Somewhere in the far 2013…
The thirst for profit is destroying agriculture - and the world - but the trend towards local shops and farmers' markets offers real hope.
British farmers cannot produce pigs as cheaply as Poles, nor cattle feed as cheaply as Brazilians, nor milk as cheap as Americans, nor fruit as cheaply as Spaniards. If they do not roll up their sleeves, they will simply have to withdraw, the market dictates. According to a recent study by the National Pig Breeding Association, about 100 small and medium-sized pig farms are likely to close this year, 10 per cent of the total.
Britain loses dozens of dairy farms every month. Gardening has long since disappeared (what happened to the Garden of England - Kent?). Only 1% of Britons now cultivate the land.
However, the situation is the same everywhere. Traditional farmers in Africa and Asia are being called upon to give up food production for their own peoples and to grow raw materials for us in exchange for our money, which we make through banking.
Of course, farms need to be as large as possible in order to achieve a significant economy, and the workforce needs to be reduced to cut costs, so most existing smallholder farmers, men and women, need to go.
Hundreds of thousands of farmers have committed suicide in India, but most are fleeing to the cities to join the estimated one billion emigrants from the province, who now live in urban ghettos (almost a third of the country's urban population).
Objective data - such as scientists and economists advising world powers use to support their ideas - suggest that new approaches do not work - not if we believe that the goal of agriculture is to produce quality food.
One billion people worldwide with the current 7 billion population suffer from chronic malnutrition, and another one billion suffer from chronic malnutrition - to such an extent that according to an article in Nature magazine in May, the number of diabetics in the world now exceeds the total population of the United States and Canada, the reason for this is the way of eating.
The damage to the whole world is great. Mainly due to industrial agriculture, half of all species on the planet may become extinct by the end of the century. Agriculture has occupied 40 percent of the world's land, but the pollution it causes endangers living beings everywhere, including in the seas, where runoff from farms destroys coral reefs.
However, the corporate-government complex that governs our lives is firmly committed to the fierce financial competition in the neoliberal world market. So British farmers, in British conditions in a British social context, are in direct conflict with African peasants and American mega corporations and Ukrainian grain barons (or at least they would be if it were not for European subsidies), while agriculture as a whole must be competes for investments in cars, weapons, casinos and hair salons.
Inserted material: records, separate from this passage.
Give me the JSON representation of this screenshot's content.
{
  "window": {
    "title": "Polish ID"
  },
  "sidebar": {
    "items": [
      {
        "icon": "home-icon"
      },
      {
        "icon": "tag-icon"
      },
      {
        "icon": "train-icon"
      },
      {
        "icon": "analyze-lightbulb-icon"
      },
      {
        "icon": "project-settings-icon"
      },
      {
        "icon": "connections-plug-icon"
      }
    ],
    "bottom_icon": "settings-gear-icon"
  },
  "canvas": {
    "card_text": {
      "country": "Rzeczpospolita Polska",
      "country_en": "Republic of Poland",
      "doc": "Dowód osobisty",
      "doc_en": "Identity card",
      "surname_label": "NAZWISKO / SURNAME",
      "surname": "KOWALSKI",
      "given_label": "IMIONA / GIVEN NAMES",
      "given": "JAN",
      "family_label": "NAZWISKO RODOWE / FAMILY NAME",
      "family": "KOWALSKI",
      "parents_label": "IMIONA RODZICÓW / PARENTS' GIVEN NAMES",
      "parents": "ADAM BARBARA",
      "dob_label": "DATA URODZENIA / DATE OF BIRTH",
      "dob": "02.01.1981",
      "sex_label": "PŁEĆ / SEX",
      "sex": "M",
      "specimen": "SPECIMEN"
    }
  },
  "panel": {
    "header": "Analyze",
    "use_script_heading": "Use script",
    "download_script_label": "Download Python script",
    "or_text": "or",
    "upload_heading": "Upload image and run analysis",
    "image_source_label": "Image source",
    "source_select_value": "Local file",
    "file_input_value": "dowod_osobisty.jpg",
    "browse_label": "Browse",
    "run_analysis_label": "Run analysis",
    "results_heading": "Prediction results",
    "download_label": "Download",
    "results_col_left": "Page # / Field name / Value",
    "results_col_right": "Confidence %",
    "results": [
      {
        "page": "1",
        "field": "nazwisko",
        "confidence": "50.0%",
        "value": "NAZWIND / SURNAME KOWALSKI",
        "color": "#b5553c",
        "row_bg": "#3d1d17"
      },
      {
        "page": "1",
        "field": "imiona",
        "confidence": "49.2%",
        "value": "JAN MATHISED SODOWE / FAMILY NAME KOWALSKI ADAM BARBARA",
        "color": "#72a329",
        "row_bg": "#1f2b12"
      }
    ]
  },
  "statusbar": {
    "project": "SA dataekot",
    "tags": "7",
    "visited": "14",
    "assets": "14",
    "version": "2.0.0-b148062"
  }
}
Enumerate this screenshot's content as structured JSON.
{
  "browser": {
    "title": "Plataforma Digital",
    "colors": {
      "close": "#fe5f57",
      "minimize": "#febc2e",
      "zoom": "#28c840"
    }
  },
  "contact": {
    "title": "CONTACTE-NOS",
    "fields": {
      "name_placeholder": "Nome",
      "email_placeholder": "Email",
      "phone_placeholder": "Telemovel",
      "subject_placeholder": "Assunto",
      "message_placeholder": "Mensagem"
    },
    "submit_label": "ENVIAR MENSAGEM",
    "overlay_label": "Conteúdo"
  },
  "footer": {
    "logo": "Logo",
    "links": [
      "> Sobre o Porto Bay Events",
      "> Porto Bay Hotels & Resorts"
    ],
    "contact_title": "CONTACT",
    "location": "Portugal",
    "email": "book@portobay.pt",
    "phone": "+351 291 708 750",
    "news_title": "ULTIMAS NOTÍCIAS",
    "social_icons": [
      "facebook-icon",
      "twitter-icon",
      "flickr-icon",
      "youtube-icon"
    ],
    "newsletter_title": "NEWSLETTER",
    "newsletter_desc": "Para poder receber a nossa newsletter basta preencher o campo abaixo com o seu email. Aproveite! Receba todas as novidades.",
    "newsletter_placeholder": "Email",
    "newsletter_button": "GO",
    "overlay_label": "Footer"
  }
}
If British farmers cannot make more profit in the short term than Poles or Brazilians (or corporations located in their countries), then they simply have to leave. In fact, just a few years ago, the Tony Blair government seriously raised the issue of British agriculture following the fate of the coal industry. It may seem unacceptable, even disgraceful, but as Lady Thatcher assured us many years ago, "there is no alternative", and all British governments after that, even those with the word Labor in their name, blindly believed it.
The strangely named National Union of Farmers is determined to do big business.
The big problem is the huge clash between morality, biological reality and the current economy. Until and if we do not strike a balance between the three, we will have problems. In addition, we must recognize that morality (what is good) and biological reality (what is necessary and possible) must be paramount, and economics must come second.
As John Maynard Keynes said decades ago, economies "need to sit behind," and we need to focus first on "our real problems with life and human relationships, creation and behavior, and religion."
If we do not recognize the moral obligation to provide food for everyone without ruining others, then what does morality mean? There is no excuse for the current failure, because logical biological thinking shows that good food for everyone should be highly possible. Report after report - one that governments and large organizations prefer to ignore - shows us that the best way to ensure that everyone is well fed, sustainable and secure is through mixed, complex and low production costs (semi-organic) farms.
They must be time consuming (or there will be no complexity), so it is not an advantage to be on a large scale. Such farms have a traditional structure, but they should not be traditional in technology. They would benefit from good technology and science. However, small to medium-sized mixed farms, which can feed us well and provide us with a good job, are in complete contradiction with the imperative to increase wealth in our time. To survive in the struggle for profit, a skilled workforce must be replaced by large machines and agro-chemistry, agronomy must be simplified - monoculture rules - and everything must be done as much as possible.
Although industrial agriculture does not feed everyone, it has led to mass unemployment and the accompanying poverty and despair, and is destroying the fabric of the world. It prevails because it produces heaps of short-term money for the people who pull the strings. We need to make a turnaround, and fast. I mean us, all of us ordinary people, because the governments and corporations that run the world and their experts and intellectuals who serve them will not. The standard ways to change are through reform or revolution.
However, reforms are too slow and today's politicians and big business, to which they are grateful, cannot change course. The revolution is too uncertain and dangerous.
So we need a third way - a renaissance: to build something better in its original form. In fact, it is democracy. All over the world, people and communities are starting small mixed farms of the kind the world really needs, and others are opening small shops and farmers' markets, as well as transport services for these new farms. Thousands of organizations around the world are working to support and coordinate these efforts.
Now in 2022…What are we still waiting for?